Moacyr
Scliar
1. O homem que inventou a roda
Primeiro
foram os operários menos especializados, depois os mais especializados,
e por fim chegou a vez dos executivos: Helmuth Mayer foi despedido
da fábrica de automóveis onde trabalhava. Tratava-se
de um administrador competente e criativo, mas, como disse o diretor,
era necessário provar que nem mesmo os altos escalões
estavam imunes e assim mandaram-no embora.
Ao receber a notícia de sua demissão Helmuth Mayer
não disse nada. Entrou em seu carro, ligou a máquina
e tomou o rumo de casa...
Tomou o rumo de casa, mas não chegou lá. No caminho
aconteceu-lhe uma coisa muito estranha. Deteve-se numa esquina e
de repente esqueceu que marcha tinha de engatar para arrancar. Pior:
nem sabia para que servia a alavanca de câmbio, nem o volante,
nada. Um caso de amnésia traumática, naturalmente,
mas Helmuth Mayer não sabia que isso existia, ou se sabia,
tinha esquecido também. Tinha esquecido tudo. Não
se sentia mal por causa desta situação: um pouco esquisito,
apenas. Mas alegre, como se tivesse bebido algo delicioso e inebriante.

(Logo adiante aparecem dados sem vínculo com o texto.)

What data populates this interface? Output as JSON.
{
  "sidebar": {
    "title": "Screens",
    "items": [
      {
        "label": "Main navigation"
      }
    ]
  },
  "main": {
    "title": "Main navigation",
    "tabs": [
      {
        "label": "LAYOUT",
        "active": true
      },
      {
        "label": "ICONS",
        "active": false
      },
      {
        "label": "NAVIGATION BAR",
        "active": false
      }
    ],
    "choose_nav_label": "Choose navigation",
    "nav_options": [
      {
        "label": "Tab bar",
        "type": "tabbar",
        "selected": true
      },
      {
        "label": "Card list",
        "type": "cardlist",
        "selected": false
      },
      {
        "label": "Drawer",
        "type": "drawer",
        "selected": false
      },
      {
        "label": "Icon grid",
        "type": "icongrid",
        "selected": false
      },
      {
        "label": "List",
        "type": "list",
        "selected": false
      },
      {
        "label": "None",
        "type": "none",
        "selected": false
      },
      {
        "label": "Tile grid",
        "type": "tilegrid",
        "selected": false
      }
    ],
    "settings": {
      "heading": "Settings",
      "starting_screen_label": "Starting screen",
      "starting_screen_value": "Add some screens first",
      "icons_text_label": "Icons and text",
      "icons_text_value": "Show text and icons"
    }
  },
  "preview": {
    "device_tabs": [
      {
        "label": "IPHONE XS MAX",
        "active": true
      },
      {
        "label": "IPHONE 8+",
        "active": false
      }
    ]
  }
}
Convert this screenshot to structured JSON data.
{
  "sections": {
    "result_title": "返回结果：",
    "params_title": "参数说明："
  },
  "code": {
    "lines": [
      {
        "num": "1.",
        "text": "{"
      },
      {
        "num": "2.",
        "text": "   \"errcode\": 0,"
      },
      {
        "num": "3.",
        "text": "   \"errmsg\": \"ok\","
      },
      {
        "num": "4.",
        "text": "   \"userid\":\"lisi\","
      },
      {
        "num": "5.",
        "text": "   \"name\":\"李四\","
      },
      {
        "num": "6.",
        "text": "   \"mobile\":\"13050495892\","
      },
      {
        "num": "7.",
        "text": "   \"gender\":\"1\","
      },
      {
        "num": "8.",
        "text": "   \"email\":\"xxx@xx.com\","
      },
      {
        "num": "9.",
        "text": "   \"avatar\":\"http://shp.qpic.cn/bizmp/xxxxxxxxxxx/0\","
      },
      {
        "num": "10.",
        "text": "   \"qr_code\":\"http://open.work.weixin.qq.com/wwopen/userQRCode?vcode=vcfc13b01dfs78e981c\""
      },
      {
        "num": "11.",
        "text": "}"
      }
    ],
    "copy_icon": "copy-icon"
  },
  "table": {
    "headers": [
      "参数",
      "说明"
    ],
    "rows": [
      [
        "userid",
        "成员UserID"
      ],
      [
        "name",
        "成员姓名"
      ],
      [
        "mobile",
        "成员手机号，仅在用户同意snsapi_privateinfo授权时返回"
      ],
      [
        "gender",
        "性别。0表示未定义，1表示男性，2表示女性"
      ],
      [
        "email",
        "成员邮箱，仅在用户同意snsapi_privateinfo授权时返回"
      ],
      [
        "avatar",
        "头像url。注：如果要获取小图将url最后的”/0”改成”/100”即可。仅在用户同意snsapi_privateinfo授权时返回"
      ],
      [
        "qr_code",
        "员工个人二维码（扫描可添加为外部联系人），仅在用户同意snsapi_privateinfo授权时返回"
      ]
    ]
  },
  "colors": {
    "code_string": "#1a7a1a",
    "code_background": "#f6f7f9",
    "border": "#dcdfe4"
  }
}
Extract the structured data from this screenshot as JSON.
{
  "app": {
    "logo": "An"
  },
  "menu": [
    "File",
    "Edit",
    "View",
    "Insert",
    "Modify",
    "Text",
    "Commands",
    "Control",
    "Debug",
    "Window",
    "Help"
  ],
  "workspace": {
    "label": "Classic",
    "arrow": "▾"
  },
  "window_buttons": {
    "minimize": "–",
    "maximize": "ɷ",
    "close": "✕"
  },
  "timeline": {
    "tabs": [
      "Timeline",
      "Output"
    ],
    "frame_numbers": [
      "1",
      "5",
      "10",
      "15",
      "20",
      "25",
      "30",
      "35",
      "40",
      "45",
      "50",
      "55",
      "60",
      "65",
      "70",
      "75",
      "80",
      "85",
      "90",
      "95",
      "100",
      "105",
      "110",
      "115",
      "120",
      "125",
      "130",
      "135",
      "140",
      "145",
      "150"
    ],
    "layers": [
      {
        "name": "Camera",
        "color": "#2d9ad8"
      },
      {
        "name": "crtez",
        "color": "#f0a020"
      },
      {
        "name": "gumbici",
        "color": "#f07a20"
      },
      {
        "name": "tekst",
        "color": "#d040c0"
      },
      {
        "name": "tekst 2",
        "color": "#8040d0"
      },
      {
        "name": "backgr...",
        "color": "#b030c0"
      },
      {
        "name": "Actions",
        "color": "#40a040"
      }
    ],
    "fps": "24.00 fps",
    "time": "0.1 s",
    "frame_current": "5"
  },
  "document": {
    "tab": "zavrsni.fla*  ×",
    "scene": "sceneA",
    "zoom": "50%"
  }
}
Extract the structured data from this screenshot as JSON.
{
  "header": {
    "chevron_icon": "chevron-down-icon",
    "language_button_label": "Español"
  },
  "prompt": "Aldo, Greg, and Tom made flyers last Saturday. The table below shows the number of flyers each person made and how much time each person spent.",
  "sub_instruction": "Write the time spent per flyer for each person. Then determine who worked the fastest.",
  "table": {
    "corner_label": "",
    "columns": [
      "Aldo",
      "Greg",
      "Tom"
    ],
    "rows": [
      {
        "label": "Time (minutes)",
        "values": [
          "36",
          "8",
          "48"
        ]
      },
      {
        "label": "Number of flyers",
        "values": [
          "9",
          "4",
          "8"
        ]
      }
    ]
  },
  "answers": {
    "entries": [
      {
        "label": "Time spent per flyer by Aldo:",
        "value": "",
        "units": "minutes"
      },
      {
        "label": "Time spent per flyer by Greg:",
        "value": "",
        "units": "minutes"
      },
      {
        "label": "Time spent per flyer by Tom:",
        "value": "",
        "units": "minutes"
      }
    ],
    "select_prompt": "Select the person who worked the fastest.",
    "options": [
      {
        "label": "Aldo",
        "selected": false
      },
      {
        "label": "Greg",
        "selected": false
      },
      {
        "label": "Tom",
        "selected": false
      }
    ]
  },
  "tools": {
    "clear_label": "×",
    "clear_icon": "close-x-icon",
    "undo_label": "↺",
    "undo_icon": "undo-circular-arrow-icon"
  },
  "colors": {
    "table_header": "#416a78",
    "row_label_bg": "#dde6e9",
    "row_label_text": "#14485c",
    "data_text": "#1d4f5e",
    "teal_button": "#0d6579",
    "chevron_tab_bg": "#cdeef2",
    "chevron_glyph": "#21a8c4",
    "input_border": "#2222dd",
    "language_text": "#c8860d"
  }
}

Buzinavam furiosamente atrás dele. Não deu importância
aos vociferantes motoristas: abriu a porta do carro e saiu andando,
sem destino. Lá pelas tantas deu-se conta de que carregava
sua pasta de executivo; mas como tal objeto já não
lhe significava nada, e era pesado, jogou-o fora. E também
se desfez do paletó e da gravata, porque fazia calor.
Caminhando sempre, chegou ao limite da cidade, embrenhou-se pelo
mato e foi indo, até que já não avistava nenhum
vestígio da civilização. Naquela noite, dormiu
ao relento. No dia seguinte, livrou-se das roupas; sentia-se melhor
sem elas. Teve fome; movido por puro instinto, comeu umas frutinhas,
aliás muito gostosas. E movido por este instinto foi sobrevivendo.
Nos dias que se seguiram aprenderia a pescar e a caçar e
até a plantar alguma coisa. A família procurou-o desesperada,
mobilizando polícia, amigos, detetives particulares. Não
o encontrando, concluíram que se tinha suicidado e desistiram
de procurá-lo. Com o tempo, todos acabaram por esquecê-lo.
Helmuth, entretanto, vivia feliz. Ele não sabia que era feliz,
porque tinha esquecido o significado desta palavra, de todas as
palavras, mas era feliz.
Até que um dia fez uma roda.
Isso mesmo: trabalhando com seu machado de pedra num tronco roliço,
fez uma roda. Não sabia que aquilo se chamava roda, mas gostou
da coisa porque rodava. Aí lhe ocorreu fazer um orifício
na roda e colocar um eixo. Um pouco mais adiante já tinha
as quatro rodas, estava pensando no chassi e no motor. E de repente
se lembrava do nome das coisas: roda, chassi, motor.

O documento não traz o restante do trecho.